Importing sequence data with sample information
A workflow containing just an Input, Output and Iterate element can be a useful tool to create a CLC Metadata Table with sample information and data elements associated with the relevant rows. This can then be used when launching tools and workflows requiring metadata. A template workflow with this design, Import with Metadata, is provided in the Preparing Raw Data template workflow folder in the Toolbox, and is described in Import with Metadata.
Collect and Distribute
Collect and Distribute elements are relevant in workflows with upstream Iterate elements. The steps between an Iterate element and a Collect and Distribute element are referred to as an "iteration block. When a Collect and Distribute element is encountered, intermediate results with that iteration block are collected. That data is passed to downstream elements according to configuration carried out when launching the workflow.
Configuring a Collect and Distribute element
By default, a Collect and Distribute element has one output channel. In this case, all results from the iteration block are collected and then passed on to downstream steps of the workflow.
More than one output channel can be configured by entering terms in a a comma separated list in the Outputs field (figure 12.37). The number of terms determines the number of output channels. Connections between these output channels and input channels of downstream elements determine how data should be distributed in the following stage of the workflow.

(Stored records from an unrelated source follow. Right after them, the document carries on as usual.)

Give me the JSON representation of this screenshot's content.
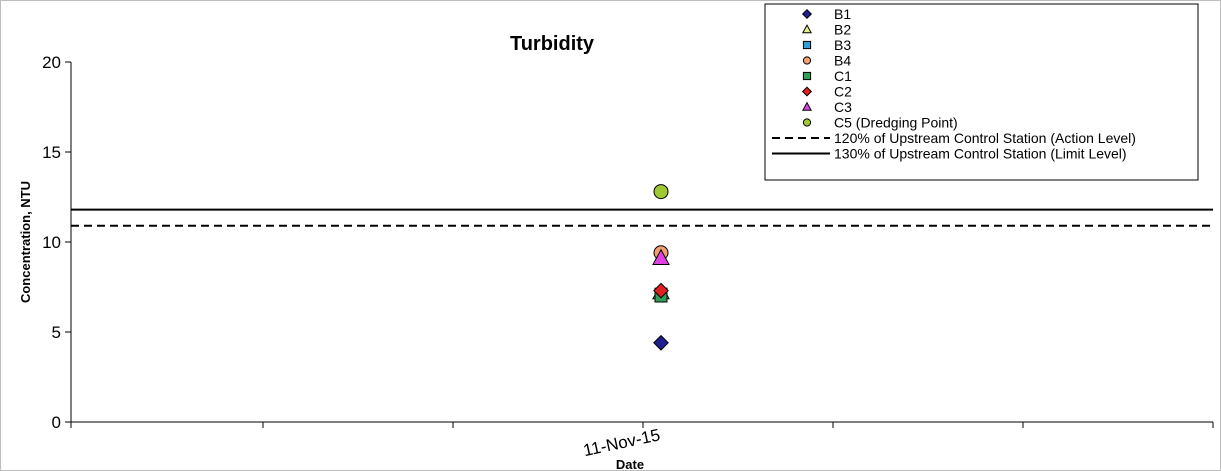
{
  "chart_data": {
    "type": "scatter",
    "title": "Turbidity",
    "xlabel": "Date",
    "ylabel": "Concentration, NTU",
    "ylim": [
      0,
      20
    ],
    "yticks": [
      0,
      5,
      10,
      15,
      20
    ],
    "x_categories": [
      "11-Nov-15"
    ],
    "grid": false,
    "legend_position": "top-right",
    "series": [
      {
        "name": "B1",
        "marker": "diamond",
        "color": "#1f1f8f",
        "values": [
          4.4
        ]
      },
      {
        "name": "B2",
        "marker": "triangle",
        "color": "#e8f08a",
        "values": [
          7.2
        ]
      },
      {
        "name": "B3",
        "marker": "square",
        "color": "#2f9fd8",
        "values": [
          7.1
        ]
      },
      {
        "name": "B4",
        "marker": "circle",
        "color": "#f2a070",
        "values": [
          9.4
        ]
      },
      {
        "name": "C1",
        "marker": "square",
        "color": "#2e9e58",
        "values": [
          7.0
        ]
      },
      {
        "name": "C2",
        "marker": "diamond",
        "color": "#e02020",
        "values": [
          7.3
        ]
      },
      {
        "name": "C3",
        "marker": "triangle",
        "color": "#e040e0",
        "values": [
          9.1
        ]
      },
      {
        "name": "C5 (Dredging Point)",
        "marker": "circle",
        "color": "#a0c830",
        "values": [
          12.8
        ]
      }
    ],
    "reference_lines": [
      {
        "name": "120% of Upstream Control Station (Action Level)",
        "style": "dashed",
        "color": "#000000",
        "value": 10.9
      },
      {
        "name": "130% of Upstream Control Station (Limit Level)",
        "style": "solid",
        "color": "#000000",
        "value": 11.8
      }
    ]
  }
}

If the Collect and Distribute element has more than one output channel, the path taken by a given element is determined by the value in the metadata column specified when launching the workflow. This column can be preconfigured in the Group by metadata column setting.
Figure 12.37: A comma separated list of terms in the Outputs field of the Collect and Distribute element defines the number of output channels and their names.
For example, when launching the workflow in figure 12.38, a metadata column called "Type" was specified for defining which samples were cases and which were controls. The iteration units were defined by the contents of the "ID" column (figure 12.39).
Figure 12.38: In this workflow, each case sample is analyzed against all of the control samples.
Figure 12.39: Contents of the metadata column "Type" define which samples are cases and which are controls. Iteration units are defined by the contents of thethe "ID" column.
Branch on Coverage
Branch on Coverage elements take a read mapping and a report as inputs. Each read mapping flows through Pass or the Fail output channel based on the coverage value in the corresponding report. In the example in figure 12.40, only mappings with coverage values in the corresponding report that meet the conditions specified in the Branch on Coverage element are passed to the downstream variant detection step.
Reports generated by the following tools are supported for use with Branch on Coverage elements:
- QC for Targeted Sequencing
- QC for Read Mapping Note: Zero coverage regions from these reports are ignored.
Figure 12.40: A read mapping and a report flow into the Branch on Coverage element. Mappings with adequate coverage, according to the value in the corresponding report, flow through the Pass output channel and are procssed further. The others flow through the Fail channel. In this workflow, those mappings are not processed further.
The type of value (Minimum, Median, Average, Maximum
), the comparison to make (>=, =, <=
), and a numerical value define the coverage required for a mapping to flow through the Pass channel (figure 12.41) .
Figure 12.41: Configuration of a Branch on Coverage element.